Chińczyk pyta Polaka:
- Ilu was jest?
- Około 40 milionów - odpowiada Polak.
- To wy się chyba wszyscy znacie.

***

Dwóch Polaków na stacji benzynowej w Niemczech zaczepia Niemca tankującego swój samochód celem złapania stopa:
- Dzień dobry, podwiózłby nas pan do Berlina?
- Was?
- Tak, mnie i kolegę.

***

Idzie Polak , Niemiec i Rusek i muszą przejść przez stodołę pełną komarów.
Przychodzi Niemiec cały pokłuty .Pytają ludzie we wsi :
- Co się stało?
- Komary mnie pocięły
Idzie Rusek cały pokłuty
- Co się stało?
- Nie widać? Komary mnie pocięły
Przechodzi Polak bez żadnego ukłucia, pytają :
- Jak tego dokonałeś?
- Po prostu zabiłem jednego a reszta poszła na pogrzeb .

***

Rusek, Niemiec i Polak biorą udział w konkursie na rzut pralką, tak by się nie rozwaliła.
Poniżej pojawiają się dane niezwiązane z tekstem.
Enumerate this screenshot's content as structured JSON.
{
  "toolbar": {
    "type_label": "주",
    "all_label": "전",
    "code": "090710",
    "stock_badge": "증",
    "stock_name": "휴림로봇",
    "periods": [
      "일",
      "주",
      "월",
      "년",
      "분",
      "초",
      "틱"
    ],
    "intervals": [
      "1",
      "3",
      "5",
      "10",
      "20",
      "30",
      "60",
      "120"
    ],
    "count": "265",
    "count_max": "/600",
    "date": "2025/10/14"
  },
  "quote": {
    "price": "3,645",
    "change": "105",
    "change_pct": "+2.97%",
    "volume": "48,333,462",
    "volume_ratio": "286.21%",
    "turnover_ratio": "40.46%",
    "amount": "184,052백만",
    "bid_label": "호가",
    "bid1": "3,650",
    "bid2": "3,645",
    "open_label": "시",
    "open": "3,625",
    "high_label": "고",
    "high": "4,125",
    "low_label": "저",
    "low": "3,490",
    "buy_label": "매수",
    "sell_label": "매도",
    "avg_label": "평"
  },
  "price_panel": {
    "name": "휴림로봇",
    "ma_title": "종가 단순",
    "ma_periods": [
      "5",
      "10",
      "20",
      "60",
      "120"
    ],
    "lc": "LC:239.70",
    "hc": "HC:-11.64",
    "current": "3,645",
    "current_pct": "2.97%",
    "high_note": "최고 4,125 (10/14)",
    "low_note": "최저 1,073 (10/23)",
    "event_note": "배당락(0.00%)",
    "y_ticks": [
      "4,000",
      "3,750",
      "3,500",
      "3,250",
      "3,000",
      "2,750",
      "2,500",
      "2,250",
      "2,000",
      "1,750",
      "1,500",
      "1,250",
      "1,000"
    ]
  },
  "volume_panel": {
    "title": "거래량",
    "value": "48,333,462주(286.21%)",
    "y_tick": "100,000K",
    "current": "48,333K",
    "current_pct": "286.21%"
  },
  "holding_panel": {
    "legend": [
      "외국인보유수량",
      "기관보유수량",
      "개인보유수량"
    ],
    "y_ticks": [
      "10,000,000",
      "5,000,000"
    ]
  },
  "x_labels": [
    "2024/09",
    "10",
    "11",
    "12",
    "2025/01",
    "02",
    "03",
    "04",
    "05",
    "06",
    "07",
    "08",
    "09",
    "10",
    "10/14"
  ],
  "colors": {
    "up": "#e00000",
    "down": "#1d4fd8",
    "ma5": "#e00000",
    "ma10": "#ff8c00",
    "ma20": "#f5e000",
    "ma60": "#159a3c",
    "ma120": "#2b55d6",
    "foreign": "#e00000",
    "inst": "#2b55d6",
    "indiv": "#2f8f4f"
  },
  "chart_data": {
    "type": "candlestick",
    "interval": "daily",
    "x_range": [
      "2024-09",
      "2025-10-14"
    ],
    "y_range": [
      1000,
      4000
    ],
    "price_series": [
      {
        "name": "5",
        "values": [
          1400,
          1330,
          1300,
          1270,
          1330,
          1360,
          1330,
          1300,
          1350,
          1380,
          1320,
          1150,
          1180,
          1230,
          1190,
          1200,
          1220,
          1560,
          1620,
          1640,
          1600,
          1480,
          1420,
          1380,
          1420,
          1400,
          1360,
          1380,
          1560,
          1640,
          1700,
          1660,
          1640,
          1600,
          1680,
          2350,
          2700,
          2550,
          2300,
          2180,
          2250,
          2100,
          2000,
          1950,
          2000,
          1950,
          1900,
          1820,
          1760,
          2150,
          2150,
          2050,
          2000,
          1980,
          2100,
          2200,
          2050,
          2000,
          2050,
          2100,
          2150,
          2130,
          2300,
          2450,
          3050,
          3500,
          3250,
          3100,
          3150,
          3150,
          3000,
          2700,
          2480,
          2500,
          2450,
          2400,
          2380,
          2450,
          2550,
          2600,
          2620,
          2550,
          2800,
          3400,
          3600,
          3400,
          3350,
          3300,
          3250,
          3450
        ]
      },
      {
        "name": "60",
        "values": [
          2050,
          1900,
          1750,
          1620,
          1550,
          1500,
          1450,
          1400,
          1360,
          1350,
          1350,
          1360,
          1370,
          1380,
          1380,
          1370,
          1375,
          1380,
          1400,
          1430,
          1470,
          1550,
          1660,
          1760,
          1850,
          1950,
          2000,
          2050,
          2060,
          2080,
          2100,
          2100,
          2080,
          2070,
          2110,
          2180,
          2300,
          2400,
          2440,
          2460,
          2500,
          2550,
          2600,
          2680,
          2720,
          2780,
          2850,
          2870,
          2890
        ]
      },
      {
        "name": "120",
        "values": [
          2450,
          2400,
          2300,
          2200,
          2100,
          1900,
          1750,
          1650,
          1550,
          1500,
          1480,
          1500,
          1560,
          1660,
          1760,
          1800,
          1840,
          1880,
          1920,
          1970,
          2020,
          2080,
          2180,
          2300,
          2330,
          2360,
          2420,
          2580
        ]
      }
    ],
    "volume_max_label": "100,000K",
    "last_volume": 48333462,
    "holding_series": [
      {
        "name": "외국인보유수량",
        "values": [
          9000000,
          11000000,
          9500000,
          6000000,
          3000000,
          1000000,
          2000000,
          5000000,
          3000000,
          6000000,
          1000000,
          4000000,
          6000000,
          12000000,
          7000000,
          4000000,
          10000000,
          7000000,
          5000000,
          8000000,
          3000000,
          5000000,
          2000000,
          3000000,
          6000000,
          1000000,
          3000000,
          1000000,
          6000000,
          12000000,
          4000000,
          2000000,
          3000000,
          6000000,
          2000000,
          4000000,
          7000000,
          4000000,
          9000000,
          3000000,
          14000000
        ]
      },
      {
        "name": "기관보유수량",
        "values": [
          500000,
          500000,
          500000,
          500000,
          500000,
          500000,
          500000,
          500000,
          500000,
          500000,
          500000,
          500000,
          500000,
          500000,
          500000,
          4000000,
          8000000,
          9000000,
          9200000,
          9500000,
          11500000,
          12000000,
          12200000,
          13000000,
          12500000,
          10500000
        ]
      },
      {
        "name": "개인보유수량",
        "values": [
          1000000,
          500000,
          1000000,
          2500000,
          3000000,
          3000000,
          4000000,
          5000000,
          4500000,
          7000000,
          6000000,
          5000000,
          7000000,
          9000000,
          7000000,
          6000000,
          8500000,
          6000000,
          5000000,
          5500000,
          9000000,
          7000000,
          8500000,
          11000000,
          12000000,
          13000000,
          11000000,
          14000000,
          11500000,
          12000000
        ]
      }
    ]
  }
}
Pierwszy rzuca Rusek i pralka się rozbiła. Drugi rzuca Niemiec i pralka też się rozwaliła. Trzeci rzuca Polak i pralka się nie rozbiła. Po konkursie Polak spotyka swoich rywali i chwilę rozmawiają:
- Jak tego dokonałeś?- pyta się Rusek.
- Zastosowałem CALGON, bo w końcu życie każdej pralki to CALGON.

***

Nad światem zawisło widmo klęski, wielka asteroida zbliża się w kierunku Ziemi. Naukowcy ogłosili informację o zagrożeniu. Wszystkie narody wpadły w panikę i zaczęły gorączkowo przygotowywać się do nieuchronnej katastrofy. Pan Bóg wezwał swoich Aniołów i pyta:

- Co robią Niemcy, żeby się przygotować?
- Najpierw zrobili dokładną analizę problemu, a teraz od kilku dni, programowo szykują zapasy, budują schrony i wprowadzili stan wyjątkowy - odpowiedział Anioł.

- Co w takim razie dzieje się we Francji?
- Francuzi najpierw trochę panikowali, potem pili wino, ale od pewnego czasu ostro szykują się do nadchodzącej katastrofy. Gromadzą zapasy, śledzą tor lotu asteroidy i zastanawiają się gdzie uciekać.

- Co robią Polacy?
- Polacy wydają się nie dostrzegać zagrożenia, bawią się, kłócą i żyją jak dotychczas...

Po jakimś czasie Pan Bóg ponownie wezwał swoich Aniołów i znów pyta:
- Co tam słychać u Niemców, katastrofa nadejdzie już jutro?
- Niemcy zakończyli przygotowania, wszystkie zapasy mają pochowane w schronach, cały naród od wczoraj nie wystawia nosa spod ziemi.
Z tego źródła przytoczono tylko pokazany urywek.